In Puerto Rico, empanadas have taken the form of empanadillas, sometimes known as pastelillos. Empanadillas are generally smaller than Spanish empanadas and are frequently eaten as snacks for both children and adults alike, per Democrat & Chronicle. Consequently, empanadillas provide an easy, low-commitment way to experience Puerto Rican cuisine, one that can be easily tailored to your own specific preferences.

Asopao

Asopao is one of those dishes that seems to embrace you as you eat it. The warming part-stew, part-soup dish is a favorite throughout Puerto Rico and features sofrito, rice, olives, and tomatoes, as well as a protein (per The New York Times).

Raymond Sokolov's book "Why We Eat What We Eat" highlights that asopao is popular throughout the Caribbean, including the Dominican Republic. There, the dish is served with crisp, fried chicken skin. Chicken also features in the most popular type of Puerto Rican asopao — asopao de pollo (via Taste Atlas).

Asopao de pollo is not only the most popular asopao in Puerto Rico, but also the most traditional.
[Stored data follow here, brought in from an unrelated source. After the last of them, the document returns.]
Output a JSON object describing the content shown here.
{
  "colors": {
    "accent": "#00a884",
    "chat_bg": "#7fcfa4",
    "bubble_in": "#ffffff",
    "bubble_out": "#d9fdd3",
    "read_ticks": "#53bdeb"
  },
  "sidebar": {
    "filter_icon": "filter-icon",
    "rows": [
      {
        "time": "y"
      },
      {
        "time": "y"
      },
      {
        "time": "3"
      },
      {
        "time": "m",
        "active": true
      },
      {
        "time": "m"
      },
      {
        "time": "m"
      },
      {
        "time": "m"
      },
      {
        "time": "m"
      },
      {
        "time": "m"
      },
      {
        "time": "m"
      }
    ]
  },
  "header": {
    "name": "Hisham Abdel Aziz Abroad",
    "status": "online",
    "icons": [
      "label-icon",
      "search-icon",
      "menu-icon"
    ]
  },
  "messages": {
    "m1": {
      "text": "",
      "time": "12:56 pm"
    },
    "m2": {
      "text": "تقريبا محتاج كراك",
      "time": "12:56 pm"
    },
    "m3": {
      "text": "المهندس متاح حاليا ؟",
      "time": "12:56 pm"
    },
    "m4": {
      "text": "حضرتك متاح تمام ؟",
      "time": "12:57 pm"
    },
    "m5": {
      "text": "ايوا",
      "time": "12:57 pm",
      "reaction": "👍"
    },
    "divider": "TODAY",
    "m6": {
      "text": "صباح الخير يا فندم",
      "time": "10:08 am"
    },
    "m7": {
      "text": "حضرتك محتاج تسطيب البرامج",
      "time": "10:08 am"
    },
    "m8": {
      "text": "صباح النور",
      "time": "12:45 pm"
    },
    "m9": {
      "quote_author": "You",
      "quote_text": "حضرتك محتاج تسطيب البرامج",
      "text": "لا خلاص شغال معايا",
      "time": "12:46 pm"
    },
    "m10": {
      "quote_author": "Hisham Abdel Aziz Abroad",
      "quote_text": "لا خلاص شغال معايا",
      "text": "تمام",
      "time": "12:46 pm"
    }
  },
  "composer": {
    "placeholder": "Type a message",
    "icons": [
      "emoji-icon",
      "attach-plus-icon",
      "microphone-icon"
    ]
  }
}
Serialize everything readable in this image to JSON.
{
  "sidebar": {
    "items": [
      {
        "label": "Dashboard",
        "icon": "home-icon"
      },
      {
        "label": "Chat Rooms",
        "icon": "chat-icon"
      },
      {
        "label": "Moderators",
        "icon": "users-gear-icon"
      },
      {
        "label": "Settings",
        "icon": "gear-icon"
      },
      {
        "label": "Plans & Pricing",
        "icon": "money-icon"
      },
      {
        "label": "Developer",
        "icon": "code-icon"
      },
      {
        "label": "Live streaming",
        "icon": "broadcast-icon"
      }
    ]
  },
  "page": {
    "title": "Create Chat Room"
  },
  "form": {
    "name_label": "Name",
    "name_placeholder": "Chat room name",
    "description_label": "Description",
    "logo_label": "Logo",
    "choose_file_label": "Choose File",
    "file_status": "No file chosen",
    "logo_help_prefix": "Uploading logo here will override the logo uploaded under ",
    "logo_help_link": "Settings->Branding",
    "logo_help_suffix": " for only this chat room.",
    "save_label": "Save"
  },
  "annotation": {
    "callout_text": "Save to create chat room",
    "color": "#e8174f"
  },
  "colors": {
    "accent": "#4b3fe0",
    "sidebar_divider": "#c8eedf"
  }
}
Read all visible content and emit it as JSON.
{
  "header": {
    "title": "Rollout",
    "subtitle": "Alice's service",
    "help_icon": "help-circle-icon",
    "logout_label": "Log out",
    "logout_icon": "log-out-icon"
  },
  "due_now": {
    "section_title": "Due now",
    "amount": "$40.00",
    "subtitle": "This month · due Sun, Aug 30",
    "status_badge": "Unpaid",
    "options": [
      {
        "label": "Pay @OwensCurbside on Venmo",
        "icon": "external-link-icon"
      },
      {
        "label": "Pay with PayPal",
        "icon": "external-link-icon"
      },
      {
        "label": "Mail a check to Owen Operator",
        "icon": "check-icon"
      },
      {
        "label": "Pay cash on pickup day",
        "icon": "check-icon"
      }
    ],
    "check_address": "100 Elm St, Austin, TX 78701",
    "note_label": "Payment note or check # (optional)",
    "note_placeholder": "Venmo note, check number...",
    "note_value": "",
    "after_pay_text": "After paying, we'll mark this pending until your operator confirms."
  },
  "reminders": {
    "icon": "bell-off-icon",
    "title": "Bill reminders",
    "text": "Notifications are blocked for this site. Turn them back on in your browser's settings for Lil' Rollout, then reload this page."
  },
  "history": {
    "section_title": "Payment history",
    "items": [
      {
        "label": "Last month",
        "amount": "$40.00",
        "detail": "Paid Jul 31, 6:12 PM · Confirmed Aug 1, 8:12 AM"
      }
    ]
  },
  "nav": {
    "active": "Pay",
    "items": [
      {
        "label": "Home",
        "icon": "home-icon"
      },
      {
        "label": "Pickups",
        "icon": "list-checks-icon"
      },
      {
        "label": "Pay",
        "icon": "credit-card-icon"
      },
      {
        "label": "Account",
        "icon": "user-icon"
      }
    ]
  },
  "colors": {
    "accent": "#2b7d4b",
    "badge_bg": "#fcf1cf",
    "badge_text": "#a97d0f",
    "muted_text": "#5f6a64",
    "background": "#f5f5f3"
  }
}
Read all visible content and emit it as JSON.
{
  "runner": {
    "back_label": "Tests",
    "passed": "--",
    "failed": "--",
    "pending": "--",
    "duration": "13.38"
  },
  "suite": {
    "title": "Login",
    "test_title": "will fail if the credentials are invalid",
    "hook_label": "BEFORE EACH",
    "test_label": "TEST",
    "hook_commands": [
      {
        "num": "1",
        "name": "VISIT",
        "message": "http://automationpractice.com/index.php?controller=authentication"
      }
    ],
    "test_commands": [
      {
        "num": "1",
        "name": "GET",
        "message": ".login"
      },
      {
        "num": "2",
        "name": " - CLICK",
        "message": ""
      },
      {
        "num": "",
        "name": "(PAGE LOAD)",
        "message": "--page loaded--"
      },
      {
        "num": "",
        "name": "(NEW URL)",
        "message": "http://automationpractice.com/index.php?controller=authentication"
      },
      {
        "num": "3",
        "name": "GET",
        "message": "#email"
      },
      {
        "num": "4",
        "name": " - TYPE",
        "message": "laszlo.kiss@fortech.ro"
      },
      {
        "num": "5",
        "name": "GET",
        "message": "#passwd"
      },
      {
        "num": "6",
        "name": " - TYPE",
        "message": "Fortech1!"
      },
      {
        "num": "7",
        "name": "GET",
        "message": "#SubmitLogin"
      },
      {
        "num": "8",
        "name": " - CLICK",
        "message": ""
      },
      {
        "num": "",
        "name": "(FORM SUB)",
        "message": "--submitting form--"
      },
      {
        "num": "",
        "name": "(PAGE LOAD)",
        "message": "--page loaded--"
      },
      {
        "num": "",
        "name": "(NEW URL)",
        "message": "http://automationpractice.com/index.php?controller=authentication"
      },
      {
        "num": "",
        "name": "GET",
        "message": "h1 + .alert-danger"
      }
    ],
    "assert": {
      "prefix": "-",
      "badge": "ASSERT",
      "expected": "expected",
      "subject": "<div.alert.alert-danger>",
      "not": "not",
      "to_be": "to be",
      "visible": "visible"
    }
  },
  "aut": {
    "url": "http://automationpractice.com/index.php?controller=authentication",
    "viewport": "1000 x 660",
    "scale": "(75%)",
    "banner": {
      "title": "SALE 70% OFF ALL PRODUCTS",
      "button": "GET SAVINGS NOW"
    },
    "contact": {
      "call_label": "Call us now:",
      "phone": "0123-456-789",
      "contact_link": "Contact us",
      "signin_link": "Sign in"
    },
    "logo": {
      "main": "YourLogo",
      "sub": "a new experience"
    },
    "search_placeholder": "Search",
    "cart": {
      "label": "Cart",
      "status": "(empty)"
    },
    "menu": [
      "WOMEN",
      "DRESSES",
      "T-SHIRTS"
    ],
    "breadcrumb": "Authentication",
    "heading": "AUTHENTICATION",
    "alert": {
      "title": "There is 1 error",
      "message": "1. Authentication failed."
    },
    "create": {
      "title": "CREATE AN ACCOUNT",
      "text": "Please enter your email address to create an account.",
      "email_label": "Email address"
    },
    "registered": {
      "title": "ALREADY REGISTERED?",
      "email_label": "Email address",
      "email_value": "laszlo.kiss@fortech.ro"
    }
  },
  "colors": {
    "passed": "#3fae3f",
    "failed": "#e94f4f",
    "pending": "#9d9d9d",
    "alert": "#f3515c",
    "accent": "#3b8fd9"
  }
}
Still, chef Mario Pagán, insists that there is no one way to make aspao, nor a single overarching classic recipe, per The Takeout. It all comes down to taste and preference. Though it's popular during holidays and celebrations, especially in the winter, it can be enjoyed anytime by anyone.

Coquito

Coquito is the quintessential Christmas-time beverage, enjoyed by Puerto Ricans throughout the festive period. Made with a can of evaporated milk, sweetened condensed milk, cream of coconut, and coconut milk, sweetness and coconut definitely dominate the flavor profile, according to The Washington Post. However, the inclusion of a number of spices and a glug of rum adds to the coquito picture. Roberto Villanueva, a Puerto Rican who produces and sells coquito, told Sarasota Sarasota Magazine that drinkers should look for cinnamon and nutmeg as typical spices, but might find recipes that use vodka or sherry, and even some that contain egg yolks.

While each family may have its own spin on coquito, the drink's significance remains the same. The drink is made for sharing, most classically during parrandas — festive Puerto Rican events that involve singing, eating, and drinking, as per New York Latin Culture Magazine. So, if you want to experience a taste of a Puerto Rican Christmas, there is no better way to start than by making and sharing a few glasses of ice-cold coquito.